Partnerships for Environmental Public Health (PEPH)
Study Location: Sunset Park, New York City
Academic Partners:
Rand Corporation
Ramya Chari, Ph.D.
The Lifeline Group
Christine F. Chaisson, Ph.D.
Community Partners:
New York City Environmental Justice Alliance
Eddie Bautista
UPROSE
Elizabeth Yeampierre, J.D.
Project Description
This project aims to empower communities to address risks from chemical releases due to storm surges and flooding. Coastal storms heighten the potential for hazardous chemicals to spread due to facility damage, storm surges, and flooding — creating fugitive chemicals. Because of their co-location in residential areas, some small businesses that use hazardous chemicals are sources of concern. This project will develop a unique community-based intervention called the Business Innovations for Resilience and Community Health (BIRCH). This intervention will help small businesses implement practices aimed at containing chemicals during disasters, thereby helping protect the health of the local community by reducing exposure risk.
Through an existing partnership between community and research groups, this project will launch a new risk assessment framework that incorporates a community-based participatory research approach wherein community members collect data. The study will focus on automotive repair and maintenance shops in the industrialized waterfront neighborhood of Sunset Park, New York City.
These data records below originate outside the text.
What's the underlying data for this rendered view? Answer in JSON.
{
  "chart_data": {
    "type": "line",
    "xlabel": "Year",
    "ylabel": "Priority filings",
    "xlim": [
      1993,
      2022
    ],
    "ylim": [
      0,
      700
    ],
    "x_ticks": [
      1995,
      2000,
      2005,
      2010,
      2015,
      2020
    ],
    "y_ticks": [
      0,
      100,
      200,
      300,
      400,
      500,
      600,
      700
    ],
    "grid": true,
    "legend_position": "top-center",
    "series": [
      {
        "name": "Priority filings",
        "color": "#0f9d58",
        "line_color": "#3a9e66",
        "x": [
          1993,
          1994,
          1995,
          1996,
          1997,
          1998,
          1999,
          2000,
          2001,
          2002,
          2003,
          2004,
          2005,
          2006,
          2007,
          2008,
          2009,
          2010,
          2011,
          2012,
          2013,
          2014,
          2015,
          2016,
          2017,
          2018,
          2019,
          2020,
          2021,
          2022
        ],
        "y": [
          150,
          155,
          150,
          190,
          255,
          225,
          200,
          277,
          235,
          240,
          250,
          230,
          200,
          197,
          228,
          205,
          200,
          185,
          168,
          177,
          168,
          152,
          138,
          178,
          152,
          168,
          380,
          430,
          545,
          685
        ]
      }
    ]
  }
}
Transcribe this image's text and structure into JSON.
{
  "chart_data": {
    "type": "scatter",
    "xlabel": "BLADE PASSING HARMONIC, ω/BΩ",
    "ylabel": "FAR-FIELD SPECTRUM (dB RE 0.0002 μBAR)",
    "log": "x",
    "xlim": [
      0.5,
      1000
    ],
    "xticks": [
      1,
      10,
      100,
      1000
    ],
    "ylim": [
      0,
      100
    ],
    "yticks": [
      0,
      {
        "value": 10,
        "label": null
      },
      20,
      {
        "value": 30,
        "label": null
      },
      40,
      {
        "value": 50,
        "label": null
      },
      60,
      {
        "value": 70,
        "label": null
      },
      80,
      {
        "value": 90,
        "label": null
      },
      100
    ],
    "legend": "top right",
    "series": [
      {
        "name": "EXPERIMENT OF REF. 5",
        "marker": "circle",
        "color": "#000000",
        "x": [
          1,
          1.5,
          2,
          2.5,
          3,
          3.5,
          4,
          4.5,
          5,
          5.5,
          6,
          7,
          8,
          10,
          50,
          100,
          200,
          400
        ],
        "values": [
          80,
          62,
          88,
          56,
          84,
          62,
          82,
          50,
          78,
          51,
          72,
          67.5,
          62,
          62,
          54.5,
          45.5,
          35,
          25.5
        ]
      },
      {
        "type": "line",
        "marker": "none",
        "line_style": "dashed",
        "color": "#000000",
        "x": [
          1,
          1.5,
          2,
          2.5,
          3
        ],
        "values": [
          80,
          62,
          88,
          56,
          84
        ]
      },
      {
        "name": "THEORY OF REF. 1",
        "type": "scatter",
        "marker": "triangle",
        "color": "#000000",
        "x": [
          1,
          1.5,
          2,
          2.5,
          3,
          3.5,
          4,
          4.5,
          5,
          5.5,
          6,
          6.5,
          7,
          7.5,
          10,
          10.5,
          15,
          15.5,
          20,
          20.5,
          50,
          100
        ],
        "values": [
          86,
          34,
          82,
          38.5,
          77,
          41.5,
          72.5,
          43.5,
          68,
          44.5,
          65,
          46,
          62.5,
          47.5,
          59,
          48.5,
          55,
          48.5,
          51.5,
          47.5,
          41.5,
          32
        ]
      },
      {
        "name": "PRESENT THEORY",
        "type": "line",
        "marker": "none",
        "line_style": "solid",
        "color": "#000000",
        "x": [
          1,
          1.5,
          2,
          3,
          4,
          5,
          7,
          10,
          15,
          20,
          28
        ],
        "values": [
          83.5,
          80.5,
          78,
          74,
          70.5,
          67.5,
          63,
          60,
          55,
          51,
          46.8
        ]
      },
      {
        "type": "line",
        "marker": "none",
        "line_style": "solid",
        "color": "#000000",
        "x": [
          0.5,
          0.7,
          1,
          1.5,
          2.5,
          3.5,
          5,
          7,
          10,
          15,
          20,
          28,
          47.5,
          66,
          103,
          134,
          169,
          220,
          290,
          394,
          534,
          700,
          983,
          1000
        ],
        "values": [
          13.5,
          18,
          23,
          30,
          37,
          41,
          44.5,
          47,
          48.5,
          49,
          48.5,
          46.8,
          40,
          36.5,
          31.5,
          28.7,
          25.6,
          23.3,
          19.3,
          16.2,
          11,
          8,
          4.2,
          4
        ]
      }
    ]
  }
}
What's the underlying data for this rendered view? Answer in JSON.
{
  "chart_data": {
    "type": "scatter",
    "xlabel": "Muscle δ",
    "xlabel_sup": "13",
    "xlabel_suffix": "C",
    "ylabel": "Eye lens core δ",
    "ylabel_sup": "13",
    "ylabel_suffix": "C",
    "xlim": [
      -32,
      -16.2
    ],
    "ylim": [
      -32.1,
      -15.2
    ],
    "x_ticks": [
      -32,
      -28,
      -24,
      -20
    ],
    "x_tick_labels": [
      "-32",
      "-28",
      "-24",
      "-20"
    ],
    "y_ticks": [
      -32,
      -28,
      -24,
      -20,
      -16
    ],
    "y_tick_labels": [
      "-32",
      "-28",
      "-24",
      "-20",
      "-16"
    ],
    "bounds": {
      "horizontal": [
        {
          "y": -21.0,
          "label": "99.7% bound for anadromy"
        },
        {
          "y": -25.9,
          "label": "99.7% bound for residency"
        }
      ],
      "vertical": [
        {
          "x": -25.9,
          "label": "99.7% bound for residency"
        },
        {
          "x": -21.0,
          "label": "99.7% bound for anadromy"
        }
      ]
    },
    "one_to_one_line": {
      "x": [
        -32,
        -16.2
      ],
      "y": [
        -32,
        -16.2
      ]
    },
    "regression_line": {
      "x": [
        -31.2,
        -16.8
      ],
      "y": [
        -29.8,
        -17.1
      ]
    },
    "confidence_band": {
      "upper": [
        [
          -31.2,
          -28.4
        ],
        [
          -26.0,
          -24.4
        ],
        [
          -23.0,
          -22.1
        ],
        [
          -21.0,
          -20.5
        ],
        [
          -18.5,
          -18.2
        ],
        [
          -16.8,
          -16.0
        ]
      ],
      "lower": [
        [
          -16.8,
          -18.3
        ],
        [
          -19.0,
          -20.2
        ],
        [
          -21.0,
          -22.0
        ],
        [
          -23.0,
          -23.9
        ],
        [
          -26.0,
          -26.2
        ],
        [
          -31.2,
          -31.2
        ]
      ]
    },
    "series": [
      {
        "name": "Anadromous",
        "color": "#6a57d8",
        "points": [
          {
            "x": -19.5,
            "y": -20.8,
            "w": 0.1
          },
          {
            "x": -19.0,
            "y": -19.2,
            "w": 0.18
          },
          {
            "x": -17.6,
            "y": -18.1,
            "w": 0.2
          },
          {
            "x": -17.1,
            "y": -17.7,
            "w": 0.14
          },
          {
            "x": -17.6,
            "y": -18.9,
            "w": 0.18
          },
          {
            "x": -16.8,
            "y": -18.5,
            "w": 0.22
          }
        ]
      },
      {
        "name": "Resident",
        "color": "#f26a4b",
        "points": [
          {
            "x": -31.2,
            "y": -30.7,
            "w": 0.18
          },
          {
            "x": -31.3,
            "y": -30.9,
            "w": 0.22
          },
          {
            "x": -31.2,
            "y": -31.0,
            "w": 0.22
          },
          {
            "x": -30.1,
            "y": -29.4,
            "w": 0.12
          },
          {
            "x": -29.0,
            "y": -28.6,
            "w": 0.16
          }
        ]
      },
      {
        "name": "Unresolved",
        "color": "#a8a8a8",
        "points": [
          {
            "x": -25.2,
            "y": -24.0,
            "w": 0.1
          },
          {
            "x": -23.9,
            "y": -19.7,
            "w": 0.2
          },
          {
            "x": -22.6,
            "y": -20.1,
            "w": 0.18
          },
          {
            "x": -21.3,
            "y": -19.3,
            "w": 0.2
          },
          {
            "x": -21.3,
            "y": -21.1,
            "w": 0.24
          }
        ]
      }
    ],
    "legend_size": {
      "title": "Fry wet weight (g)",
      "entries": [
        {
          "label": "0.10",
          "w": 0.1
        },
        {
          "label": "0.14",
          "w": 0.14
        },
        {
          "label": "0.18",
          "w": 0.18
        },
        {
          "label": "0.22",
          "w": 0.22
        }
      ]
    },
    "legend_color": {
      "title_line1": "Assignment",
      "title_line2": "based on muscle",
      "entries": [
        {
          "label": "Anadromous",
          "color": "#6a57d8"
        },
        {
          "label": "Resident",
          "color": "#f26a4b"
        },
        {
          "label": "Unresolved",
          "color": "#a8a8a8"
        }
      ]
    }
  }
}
Although auto shops are sources of concern, they are also committed partners in these community-based actions.
The specific aims of this project are to:
- Engage community auto shop owners through the establishment of a Business Resilience Team and to inventory shop chemicals, their vulnerability to release, and potential health impacts.
- Use modeling to characterize exposures to fugitive chemicals from auto shops.
- Measure whether implementing best management practices to prevent or lessen chemical releases from auto shops helped reduce exposures and associated health risks.
- Pilot test the Business Resilience Toolbox as a resource for auto shops to implement best management practices to reduce fugitive chemical risks.